The pair should break the area of ​​0.6535-0.6545 (minimum of July 2 and 3) to activate the DT pattern and confirm a deeper correction. The measured objective of the figure is the confluence of the fibonacci setback of 38.2% of the rally from June 23 to July 1 and the minimum of June 27, at 0.6510.

On the positive side, the torque should break the mentioned maximum of July 1 and 2, in 0.6590, to resume the wider upward trend and focus its attention on the Fibonacci extensions of 127.2% and 161.8% of the ascending movement from June 27 to July 1, in 0.6610 and 0.6640, respectively.

Tariffs – Frequently Questions

Although tariffs and taxes generate government income to finance public goods and services, they have several distinctions. Tariffs are paid in advance in the entrance port, while taxes are paid at the time of purchase. Taxes are imposed on individual taxpayers and companies, while tariffs are paid by importers.

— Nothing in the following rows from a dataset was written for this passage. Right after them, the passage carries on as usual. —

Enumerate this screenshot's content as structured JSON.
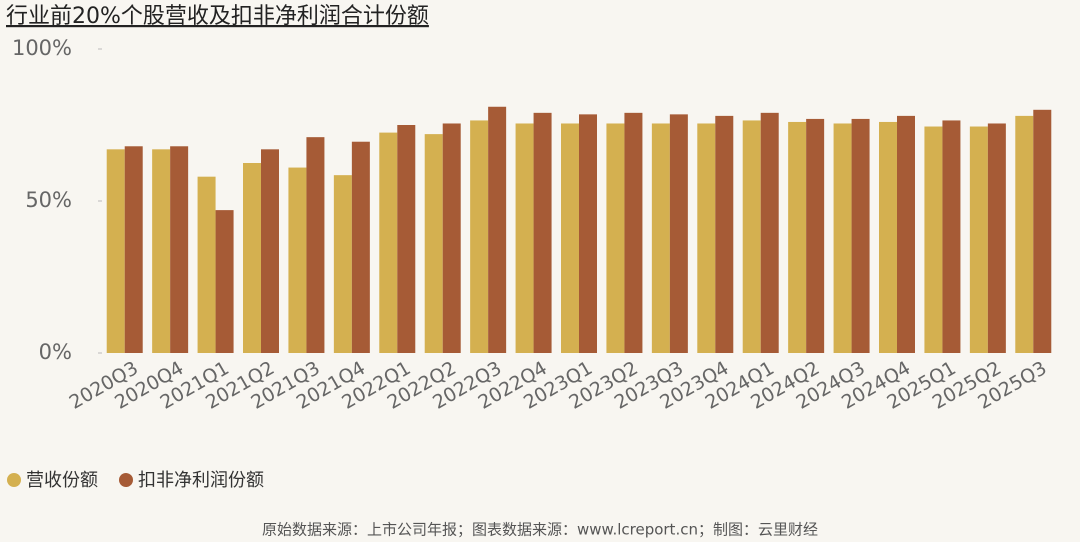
{
  "chart_data": {
    "type": "bar",
    "title": "行业前20%个股营收及扣非净利润合计份额",
    "source": "原始数据来源：上市公司年报；图表数据来源：www.lcreport.cn；制图：云里财经",
    "categories": [
      "2020Q3",
      "2020Q4",
      "2021Q1",
      "2021Q2",
      "2021Q3",
      "2021Q4",
      "2022Q1",
      "2022Q2",
      "2022Q3",
      "2022Q4",
      "2023Q1",
      "2023Q2",
      "2023Q3",
      "2023Q4",
      "2024Q1",
      "2024Q2",
      "2024Q3",
      "2024Q4",
      "2025Q1",
      "2025Q2",
      "2025Q3"
    ],
    "series": [
      {
        "name": "营收份额",
        "color": "#d4b050",
        "values": [
          67,
          67,
          58,
          62.5,
          61,
          58.5,
          72.5,
          72,
          76.5,
          75.5,
          75.5,
          75.5,
          75.5,
          75.5,
          76.5,
          76,
          75.5,
          76,
          74.5,
          74.5,
          78
        ]
      },
      {
        "name": "扣非净利润份额",
        "color": "#a65b36",
        "values": [
          68,
          68,
          47,
          67,
          71,
          69.5,
          75,
          75.5,
          81,
          79,
          78.5,
          79,
          78.5,
          78,
          79,
          77,
          77,
          78,
          76.5,
          75.5,
          80
        ]
      }
    ],
    "ylim": [
      0,
      100
    ],
    "yticks": [
      {
        "value": 0,
        "label": "0%"
      },
      {
        "value": 50,
        "label": "50%"
      },
      {
        "value": 100,
        "label": "100%"
      }
    ],
    "legend": "bottom-left"
  }
}
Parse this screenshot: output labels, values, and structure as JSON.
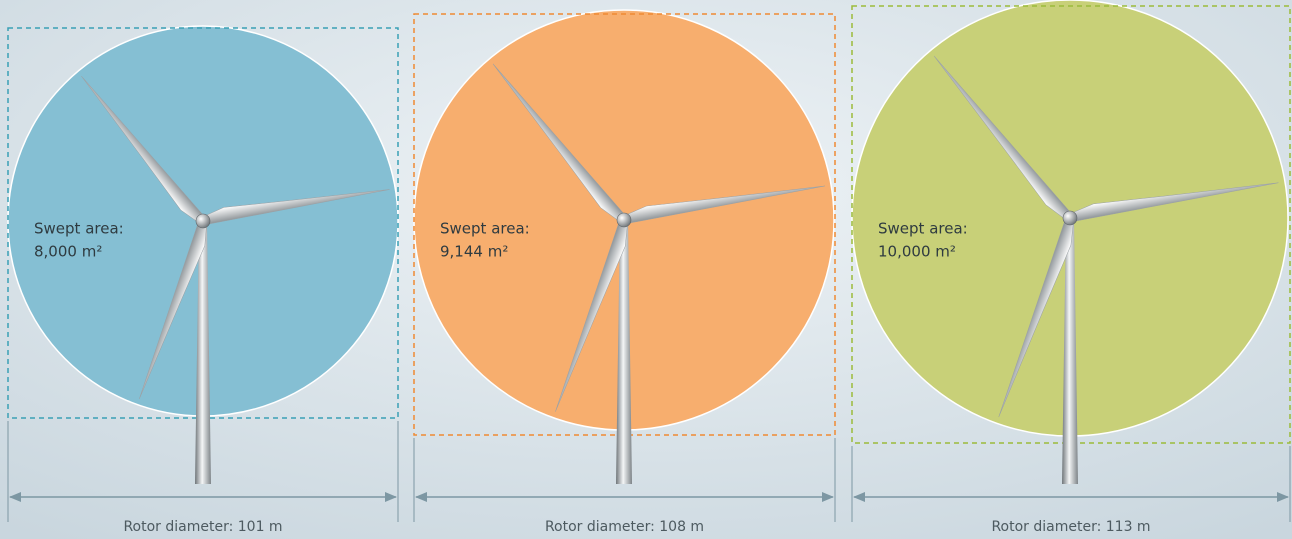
{
  "turbines": [
    {
      "swept_area_label": "Swept area:",
      "swept_area": "8,000 m²",
      "rotor_diameter": "Rotor diameter: 101 m"
    },
    {
      "swept_area_label": "Swept area:",
      "swept_area": "9,144 m²",
      "rotor_diameter": "Rotor diameter: 108 m"
    },
    {
      "swept_area_label": "Swept area:",
      "swept_area": "10,000 m²",
      "rotor_diameter": "Rotor diameter: 113 m"
    }
  ]
}
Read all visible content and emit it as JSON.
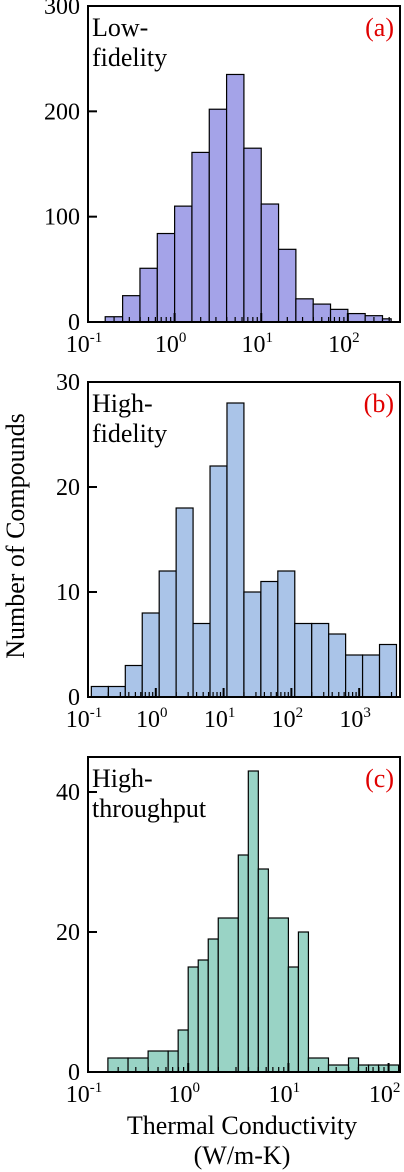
{
  "ylabel": "Number of Compounds",
  "xlabel_line1": "Thermal Conductivity",
  "xlabel_line2": "(W/m-K)",
  "chart_data": [
    {
      "type": "bar",
      "panel": "(a)",
      "title_line1": "Low-",
      "title_line2": "fidelity",
      "x_scale": "log",
      "xlim": [
        0.1,
        400
      ],
      "ylim": [
        0,
        300
      ],
      "yticks": [
        0,
        100,
        200,
        300
      ],
      "xticks": [
        0.1,
        1,
        10,
        100
      ],
      "xtick_labels": [
        "10",
        "10",
        "10",
        "10"
      ],
      "xtick_exponents": [
        "-1",
        "0",
        "1",
        "2"
      ],
      "color": "#a4a3e8",
      "bins": [
        {
          "x0": 0.158,
          "x1": 0.251,
          "value": 5
        },
        {
          "x0": 0.251,
          "x1": 0.398,
          "value": 25
        },
        {
          "x0": 0.398,
          "x1": 0.631,
          "value": 51
        },
        {
          "x0": 0.631,
          "x1": 1.0,
          "value": 84
        },
        {
          "x0": 1.0,
          "x1": 1.585,
          "value": 110
        },
        {
          "x0": 1.585,
          "x1": 2.512,
          "value": 161
        },
        {
          "x0": 2.512,
          "x1": 3.981,
          "value": 202
        },
        {
          "x0": 3.981,
          "x1": 6.31,
          "value": 235
        },
        {
          "x0": 6.31,
          "x1": 10.0,
          "value": 165
        },
        {
          "x0": 10.0,
          "x1": 15.85,
          "value": 112
        },
        {
          "x0": 15.85,
          "x1": 25.12,
          "value": 69
        },
        {
          "x0": 25.12,
          "x1": 39.81,
          "value": 22
        },
        {
          "x0": 39.81,
          "x1": 63.1,
          "value": 17
        },
        {
          "x0": 63.1,
          "x1": 100.0,
          "value": 12
        },
        {
          "x0": 100.0,
          "x1": 158.5,
          "value": 8
        },
        {
          "x0": 158.5,
          "x1": 251.2,
          "value": 6
        },
        {
          "x0": 251.2,
          "x1": 316.2,
          "value": 3
        }
      ]
    },
    {
      "type": "bar",
      "panel": "(b)",
      "title_line1": "High-",
      "title_line2": "fidelity",
      "x_scale": "log",
      "xlim": [
        0.1,
        4000
      ],
      "ylim": [
        0,
        30
      ],
      "yticks": [
        0,
        10,
        20,
        30
      ],
      "xticks": [
        0.1,
        1,
        10,
        100,
        1000
      ],
      "xtick_labels": [
        "10",
        "10",
        "10",
        "10",
        "10"
      ],
      "xtick_exponents": [
        "-1",
        "0",
        "1",
        "2",
        "3"
      ],
      "color": "#aac4e8",
      "bins": [
        {
          "x0": 0.112,
          "x1": 0.2,
          "value": 1
        },
        {
          "x0": 0.2,
          "x1": 0.355,
          "value": 1
        },
        {
          "x0": 0.355,
          "x1": 0.631,
          "value": 3
        },
        {
          "x0": 0.631,
          "x1": 1.122,
          "value": 8
        },
        {
          "x0": 1.122,
          "x1": 1.995,
          "value": 12
        },
        {
          "x0": 1.995,
          "x1": 3.548,
          "value": 18
        },
        {
          "x0": 3.548,
          "x1": 6.31,
          "value": 7
        },
        {
          "x0": 6.31,
          "x1": 11.22,
          "value": 22
        },
        {
          "x0": 11.22,
          "x1": 19.95,
          "value": 28
        },
        {
          "x0": 19.95,
          "x1": 35.48,
          "value": 10
        },
        {
          "x0": 35.48,
          "x1": 63.1,
          "value": 11
        },
        {
          "x0": 63.1,
          "x1": 112.2,
          "value": 12
        },
        {
          "x0": 112.2,
          "x1": 199.5,
          "value": 7
        },
        {
          "x0": 199.5,
          "x1": 354.8,
          "value": 7
        },
        {
          "x0": 354.8,
          "x1": 631.0,
          "value": 6
        },
        {
          "x0": 631.0,
          "x1": 1122.0,
          "value": 4
        },
        {
          "x0": 1122.0,
          "x1": 1995.0,
          "value": 4
        },
        {
          "x0": 1995.0,
          "x1": 3548.0,
          "value": 5
        }
      ]
    },
    {
      "type": "bar",
      "panel": "(c)",
      "title_line1": "High-",
      "title_line2": "throughput",
      "x_scale": "log",
      "xlim": [
        0.1,
        130
      ],
      "ylim": [
        0,
        45
      ],
      "yticks": [
        0,
        20,
        40
      ],
      "xticks": [
        0.1,
        1,
        10,
        100
      ],
      "xtick_labels": [
        "10",
        "10",
        "10",
        "10"
      ],
      "xtick_exponents": [
        "-1",
        "0",
        "1",
        "2"
      ],
      "color": "#99d3c5",
      "bins": [
        {
          "x0": 0.158,
          "x1": 0.251,
          "value": 2
        },
        {
          "x0": 0.251,
          "x1": 0.398,
          "value": 2
        },
        {
          "x0": 0.398,
          "x1": 0.631,
          "value": 3
        },
        {
          "x0": 0.631,
          "x1": 0.794,
          "value": 3
        },
        {
          "x0": 0.794,
          "x1": 1.0,
          "value": 6
        },
        {
          "x0": 1.0,
          "x1": 1.259,
          "value": 15
        },
        {
          "x0": 1.259,
          "x1": 1.585,
          "value": 16
        },
        {
          "x0": 1.585,
          "x1": 1.995,
          "value": 19
        },
        {
          "x0": 1.995,
          "x1": 3.162,
          "value": 22
        },
        {
          "x0": 3.162,
          "x1": 3.981,
          "value": 31
        },
        {
          "x0": 3.981,
          "x1": 5.012,
          "value": 43
        },
        {
          "x0": 5.012,
          "x1": 6.31,
          "value": 29
        },
        {
          "x0": 6.31,
          "x1": 10.0,
          "value": 22
        },
        {
          "x0": 10.0,
          "x1": 12.59,
          "value": 15
        },
        {
          "x0": 12.59,
          "x1": 15.85,
          "value": 20
        },
        {
          "x0": 15.85,
          "x1": 25.12,
          "value": 2
        },
        {
          "x0": 25.12,
          "x1": 39.81,
          "value": 1
        },
        {
          "x0": 39.81,
          "x1": 50.12,
          "value": 2
        },
        {
          "x0": 50.12,
          "x1": 63.1,
          "value": 1
        },
        {
          "x0": 63.1,
          "x1": 79.43,
          "value": 1
        },
        {
          "x0": 79.43,
          "x1": 100.0,
          "value": 1
        },
        {
          "x0": 100.0,
          "x1": 125.9,
          "value": 1
        }
      ]
    }
  ]
}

There are two schools of thought among economists regarding the use of tariffs. While some argue that tariffs are necessary to protect national industries and address commercial imbalances, others see them as a harmful tool that could potentially increase long -term prices and bring to a harmful commercial war by promoting reciprocal tariffs.

During the election campaign for the presidential elections of November 2024, Donald Trump made it clear that he intends to use tariffs to support the US economy. In 2024, Mexico, China and Canada represented 42% of the total US imports in this period, Mexico stood out as the main exporter with 466.6 billion dollars, according to the US Census Office, therefore, Trump wants to focus on these three nations by imposing tariffs. It also plans to use the income generated through tariffs to reduce personal income taxes.